A micro alternative to animal testing

Researchers at the College of Engineering are developing a microchip that grows animal cells.

Now in the fifth year of her bioengineering degree, graduate student Elizabeth Curran began her work on the biochip program as a lab assistant. Now she works with Kiani and other students in the lab working with and manipulating live cells. | MEAGHAN POGUE TTN
Now in the fifth year of her bioengineering degree, graduate student Elizabeth Curran began her work on the biochip program as a lab assistant. Now she works with Kiani and other students in the lab working with and manipulating live cells. | MEAGHAN POGUE TTN

Researchers from the College of Engineering are working in conjunction with an Alabama research corporation to recreate living tissue on a microchip in an effort to reduce the use of animals and humans in medical testing. 

Professor and chair of the mechanical engineering department Mohammad Kiani has been working closely with the medical school, Shriner’s Hospital for Children and CFT Research Corporation in Alabama.

The project began when Kiani’s former student who works for the CFT Research Corporation, Dr. Balabashkar Prabhakarpandian, suggested trying to reproduce microvascular networks on a microchip that can be used as a substitute for animal tissue in scientific tests.

Kiani said the team has developed a technology allowing them to map microvascular networks from humans and animals as well as reproduce and capture images of those networks.

They can grow the same type of cells that exist in an animal, as well as different types of cells, like cardiac or neural cells.  The chips would then be compared to existing animal models to validate their accuracy.

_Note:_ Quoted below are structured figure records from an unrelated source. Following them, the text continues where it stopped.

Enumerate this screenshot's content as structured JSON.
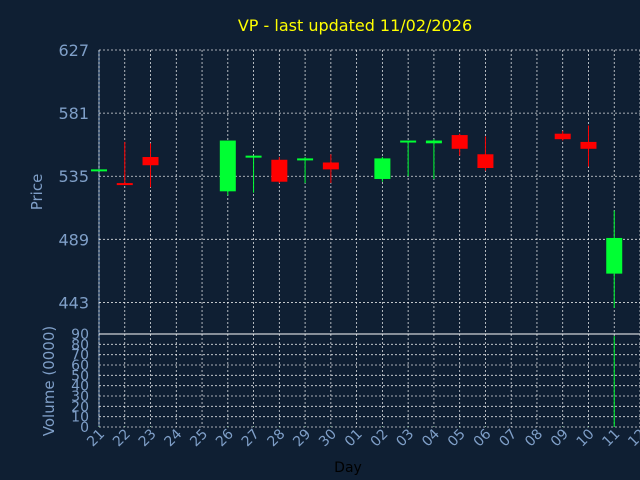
{
  "chart_data": [
    {
      "type": "candlestick",
      "title": "VP - last updated 11/02/2026",
      "xlabel": "Day",
      "ylabel": "Price",
      "ylim": [
        420,
        627
      ],
      "yticks": [
        627,
        581,
        535,
        489,
        443
      ],
      "grid": true,
      "colors": {
        "up": "#00ff33",
        "down": "#ff0000",
        "background": "#0f1f33",
        "title": "#ffff00",
        "axis_text": "#7f9fc8",
        "grid": "#ffffff"
      },
      "candles": [
        {
          "day": "21",
          "open": 539,
          "high": 540,
          "low": 539,
          "close": 540
        },
        {
          "day": "22",
          "open": 530,
          "high": 560,
          "low": 529,
          "close": 529
        },
        {
          "day": "23",
          "open": 549,
          "high": 559,
          "low": 527,
          "close": 543
        },
        {
          "day": "26",
          "open": 524,
          "high": 561,
          "low": 521,
          "close": 561
        },
        {
          "day": "27",
          "open": 549,
          "high": 550,
          "low": 523,
          "close": 550
        },
        {
          "day": "28",
          "open": 547,
          "high": 549,
          "low": 530,
          "close": 531
        },
        {
          "day": "29",
          "open": 547,
          "high": 549,
          "low": 530,
          "close": 548
        },
        {
          "day": "30",
          "open": 545,
          "high": 551,
          "low": 530,
          "close": 540
        },
        {
          "day": "02",
          "open": 533,
          "high": 549,
          "low": 531,
          "close": 548
        },
        {
          "day": "03",
          "open": 560,
          "high": 561,
          "low": 535,
          "close": 561
        },
        {
          "day": "04",
          "open": 559,
          "high": 562,
          "low": 533,
          "close": 561
        },
        {
          "day": "05",
          "open": 565,
          "high": 566,
          "low": 550,
          "close": 555
        },
        {
          "day": "06",
          "open": 551,
          "high": 564,
          "low": 539,
          "close": 541
        },
        {
          "day": "09",
          "open": 566,
          "high": 568,
          "low": 561,
          "close": 562
        },
        {
          "day": "10",
          "open": 560,
          "high": 572,
          "low": 542,
          "close": 555
        },
        {
          "day": "11",
          "open": 464,
          "high": 510,
          "low": 439,
          "close": 490
        }
      ]
    },
    {
      "type": "bar",
      "xlabel": "Day",
      "ylabel": "Volume (0000)",
      "ylim": [
        0,
        90
      ],
      "yticks": [
        90,
        80,
        70,
        60,
        50,
        40,
        30,
        20,
        10,
        0
      ],
      "categories": [
        "21",
        "22",
        "23",
        "24",
        "25",
        "26",
        "27",
        "28",
        "29",
        "30",
        "01",
        "02",
        "03",
        "04",
        "05",
        "06",
        "07",
        "08",
        "09",
        "10",
        "11",
        "12"
      ],
      "values": [
        0.2,
        0.2,
        0.2,
        null,
        null,
        0.2,
        0.2,
        0.2,
        0.2,
        0.2,
        null,
        0.2,
        0.2,
        0.2,
        0.2,
        0.2,
        null,
        null,
        0.2,
        0.2,
        88,
        null
      ]
    }
  ]
}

“You could do all sorts of tests with these kinds of systems,” Kiani said.

Advantages of recreating these networks include reducing the need for animal and human experimentation, as well as cost.

“It could also be cheaper and more reproducible because when you try something on an animal or a human, the next one is not going to be the same, there is a lot of variability in a living species,” Kiani said.

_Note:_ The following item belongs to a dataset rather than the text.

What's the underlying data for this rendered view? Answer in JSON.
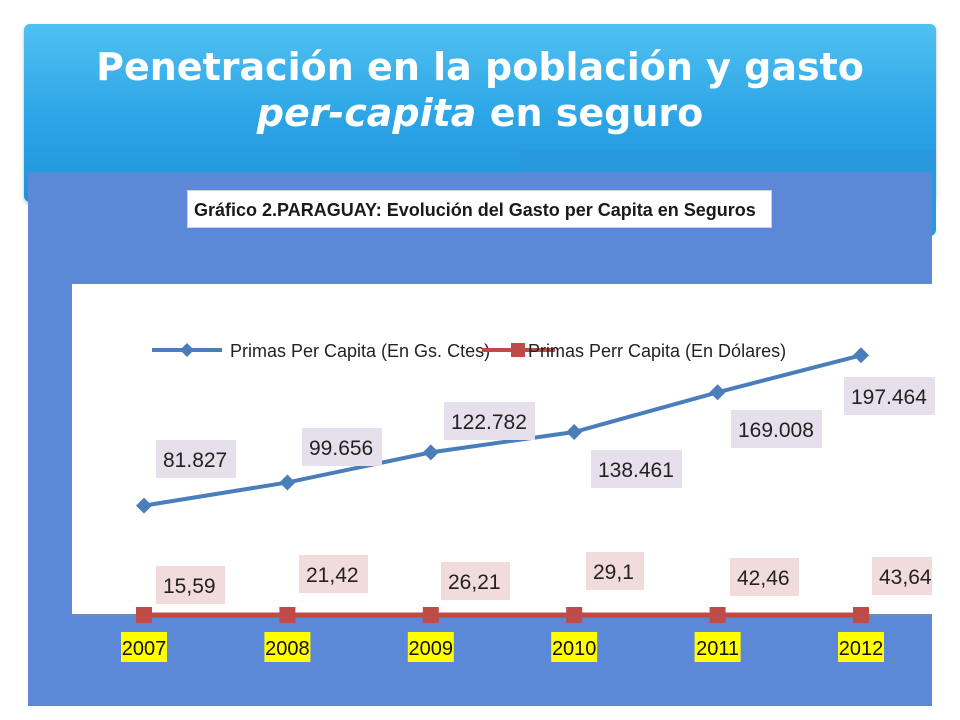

The chip contains small vessels that cannot be seen without a microscope, as well as a frosty area containing the actual tissue.

Now, the team is working on recreating a pediatric brain on the chip, replicating a blood-brain barrier. Kiani called the brain “a privileged organ,” and said many harmful materials cannot pass through the blood-brain barrier.  However, the blood-brain barrier can also prevent needed drugs from reaching the brain due to tight junctions.

In newborns, this barrier is not as strong or well protected, which leads to congenital diseases in newborns.  Scientists can use the pediatric brain on the chip as a model for studying diseases, and have the ability to adjust heights and openings of channels to look at different conditions in newborns.

The long-term goal of this endeavor, Kiani said, is to use the chips for initial experimentation instead of using animals or humans, before testing drugs on actual humans.

Despite the chips reducing cost and ethical concerns, they likely will not replace animal and human testing entirely.

“No matter how well you can reduce the environment, it’s still not an animal,” Kiani said.